Our key findings across all the areas we inspected were as follows:
Systems were in place to ensure incidents and significant events were identified, investigated and reported. Staff understood and fulfilled their responsibilities to raise concerns and to report incidents though no formal training had taken place. Information about safety was recorded, monitored, appropriately reviewed and addressed.
The premises required improvement, the risks associated with the building were not regularly risk assessed.
Patients’ needs were assessed and care was planned and delivered in line with best practice guidance. Staff had received training appropriate for their roles and any further training needs had been identified and planned.
Patients spoke highly about the practice and its staff. They said they were treated with compassion, dignity and respect and they were involved in their care and decisions about their treatment.
Information about services and how to complain was available and easy to understand.
Patients said they found it easy to make an appointment with a named GP and that there was continuity of care. Urgent appointments were available on the same day.
There was a clear leadership structure and staff felt supported by management. The practice proactively sought feedback from staff and patients, which it acted on.

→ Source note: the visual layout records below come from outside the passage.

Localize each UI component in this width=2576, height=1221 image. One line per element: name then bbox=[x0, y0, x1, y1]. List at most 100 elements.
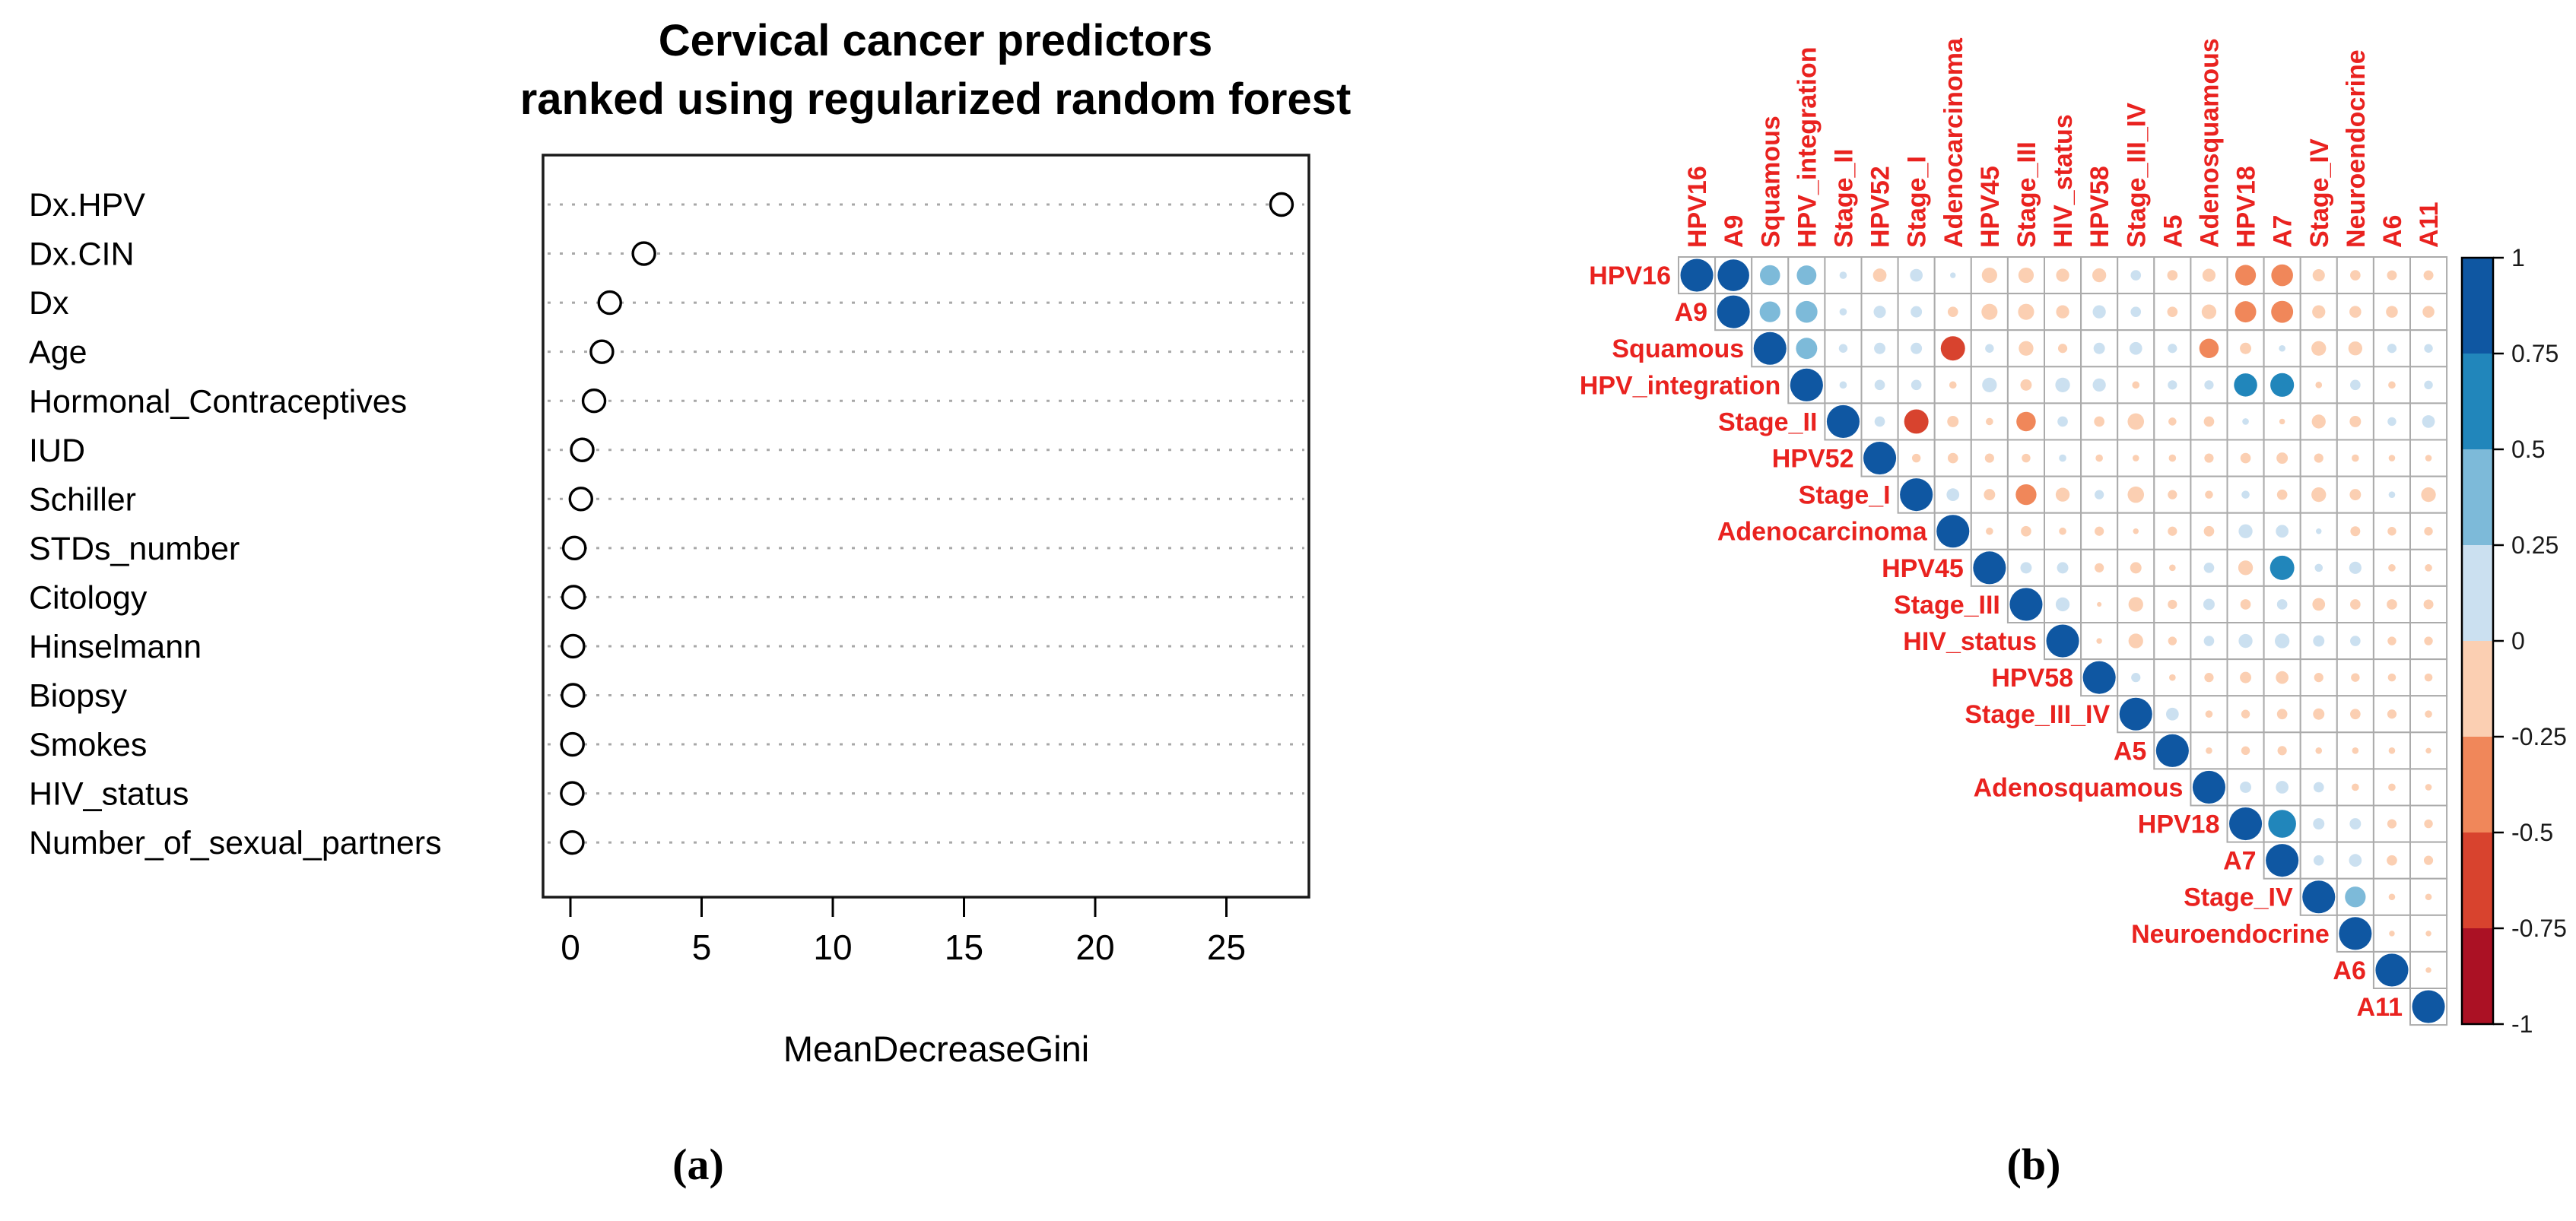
corr-circle bbox=[2422, 306, 2435, 318]
corr-circle bbox=[2421, 487, 2436, 503]
corr-circle bbox=[2277, 746, 2287, 756]
corr-circle bbox=[2235, 265, 2257, 286]
data-point bbox=[560, 781, 585, 806]
corr-circle bbox=[2425, 967, 2431, 973]
corr-circle bbox=[1986, 417, 1993, 426]
corr-circle bbox=[2424, 527, 2433, 536]
corr-circle bbox=[2270, 373, 2295, 397]
corr-circle bbox=[2129, 341, 2142, 355]
colorbar-tick-label: 1 bbox=[2511, 244, 2525, 271]
corr-circle bbox=[2313, 708, 2325, 720]
data-point bbox=[631, 241, 656, 266]
corr-circle bbox=[2057, 344, 2068, 354]
corr-circle bbox=[2241, 709, 2250, 718]
corr-circle bbox=[2234, 373, 2257, 397]
category-label: Dx bbox=[29, 285, 69, 322]
colorbar-tick-label: 0.25 bbox=[2511, 531, 2559, 559]
corr-circle bbox=[2350, 270, 2361, 281]
corr-circle bbox=[1984, 489, 1996, 501]
corr-circle bbox=[2131, 673, 2141, 683]
corr-circle bbox=[2059, 527, 2066, 535]
corr-row-label: A11 bbox=[2357, 993, 2403, 1022]
corr-circle bbox=[2168, 454, 2177, 462]
corr-circle bbox=[2266, 844, 2299, 877]
corr-circle bbox=[2423, 270, 2434, 281]
corr-circle bbox=[1839, 308, 1847, 316]
corr-circle bbox=[2348, 341, 2362, 356]
corr-circle bbox=[2313, 818, 2325, 830]
corr-circle bbox=[2168, 490, 2177, 500]
corr-circle bbox=[2424, 673, 2433, 682]
caption-b: (b) bbox=[2006, 1140, 2061, 1189]
corr-circle bbox=[2092, 305, 2106, 319]
corr-circle bbox=[2204, 453, 2214, 463]
category-label: Hormonal_Contraceptives bbox=[29, 383, 407, 420]
colorbar-tick-label: -1 bbox=[2511, 1010, 2533, 1038]
corr-circle bbox=[1900, 478, 1933, 512]
corr-row-label: HPV45 bbox=[1882, 554, 1964, 583]
corr-circle bbox=[1839, 271, 1847, 279]
corr-circle bbox=[2412, 990, 2445, 1023]
colorbar-tick-label: 0 bbox=[2511, 627, 2525, 655]
corr-circle bbox=[2425, 564, 2432, 572]
corr-circle bbox=[2424, 380, 2433, 390]
corr-circle bbox=[2350, 709, 2361, 720]
category-label: Citology bbox=[29, 579, 148, 616]
corr-circle bbox=[2276, 599, 2288, 610]
corr-circle bbox=[2315, 747, 2323, 754]
corr-circle bbox=[2203, 416, 2215, 427]
corr-circle bbox=[2388, 491, 2396, 498]
corr-circle bbox=[2235, 301, 2257, 323]
corr-circle bbox=[1874, 379, 1885, 391]
corr-circle bbox=[1947, 452, 1958, 464]
colorbar-tick-label: -0.75 bbox=[2511, 915, 2567, 942]
corr-circle bbox=[2316, 528, 2322, 534]
corr-col-label: A7 bbox=[2269, 215, 2298, 248]
corr-row-label: HPV18 bbox=[2138, 810, 2220, 839]
dotchart-panel: Dx.HPV Dx.CIN Dx Age Hormonal_Contraceptives… bbox=[29, 154, 1310, 967]
corr-col-label: HPV18 bbox=[2232, 166, 2261, 248]
corr-circle bbox=[1874, 416, 1885, 427]
corr-circle bbox=[2167, 306, 2178, 317]
plot-box bbox=[542, 154, 1310, 899]
category-label: Hinselmann bbox=[29, 629, 202, 665]
corr-circle bbox=[2387, 599, 2397, 610]
corr-circle bbox=[2388, 381, 2396, 389]
corr-circle bbox=[1982, 377, 1997, 392]
corr-circle bbox=[1911, 306, 1923, 318]
corr-circle bbox=[1973, 551, 2006, 585]
corr-circle bbox=[2425, 931, 2431, 937]
category-label: HIV_status bbox=[29, 776, 189, 813]
corr-circle bbox=[2094, 416, 2104, 427]
corr-circle bbox=[2271, 264, 2293, 287]
corr-circle bbox=[2425, 455, 2432, 461]
corr-circle bbox=[2020, 379, 2032, 391]
corr-col-label: HIV_status bbox=[2049, 114, 2078, 248]
corr-circle bbox=[1874, 342, 1886, 354]
corr-circle bbox=[2095, 526, 2104, 536]
corr-circle bbox=[2199, 338, 2219, 358]
data-point bbox=[568, 487, 593, 512]
corr-circle bbox=[2205, 710, 2213, 718]
corr-row-label: Adenocarcinoma bbox=[1717, 518, 1928, 547]
corr-circle bbox=[2425, 747, 2431, 754]
corr-circle bbox=[1872, 268, 1887, 282]
data-point bbox=[589, 339, 615, 364]
corr-circle bbox=[2276, 525, 2289, 538]
corr-circle bbox=[2093, 342, 2105, 354]
corr-col-label: A6 bbox=[2378, 215, 2407, 248]
colorbar-band bbox=[2462, 928, 2493, 1024]
data-point bbox=[561, 683, 586, 708]
data-point bbox=[561, 535, 587, 561]
corr-row-label: HIV_status bbox=[1903, 627, 2037, 656]
colorbar-band bbox=[2462, 354, 2493, 449]
corr-circle bbox=[2314, 453, 2323, 463]
corr-circle bbox=[1838, 344, 1848, 353]
corr-circle bbox=[2350, 599, 2361, 610]
corr-circle bbox=[2168, 380, 2177, 390]
corr-circle bbox=[2352, 454, 2359, 462]
corr-circle bbox=[2203, 636, 2215, 646]
corr-circle bbox=[1947, 306, 1958, 317]
corr-col-label: Stage_III bbox=[2012, 141, 2041, 248]
colorbar-tick-label: 0.5 bbox=[2511, 436, 2545, 463]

However there were areas of practice where the provider needs to make improvements.
Action the provider MUST take to improve:
Ensure full and complete required information relating to workers is obtained and held when recruiting staff. This must include a Disclosure and Barring Service (DBS) check for all staff with chaperoning responsibilities.
Ensure that staff and patients are protected against risks associated with unsafe premises. This must include implementing a system for identifying, assessing and managing risks associated with the building. Such as access and the security of the building. A local fire safety risk assessment for the practice must be carried out. The practice must develop a planned and preventative maintenance programme for the building.
Importantly the provider should;
Provide adverse incidents, errors, near misses training and guidance to all staff.
Ensure all staff undertake vulnerable adult safeguarding training.
Implement a system for regular clinical audit leading to improvements in clinical care.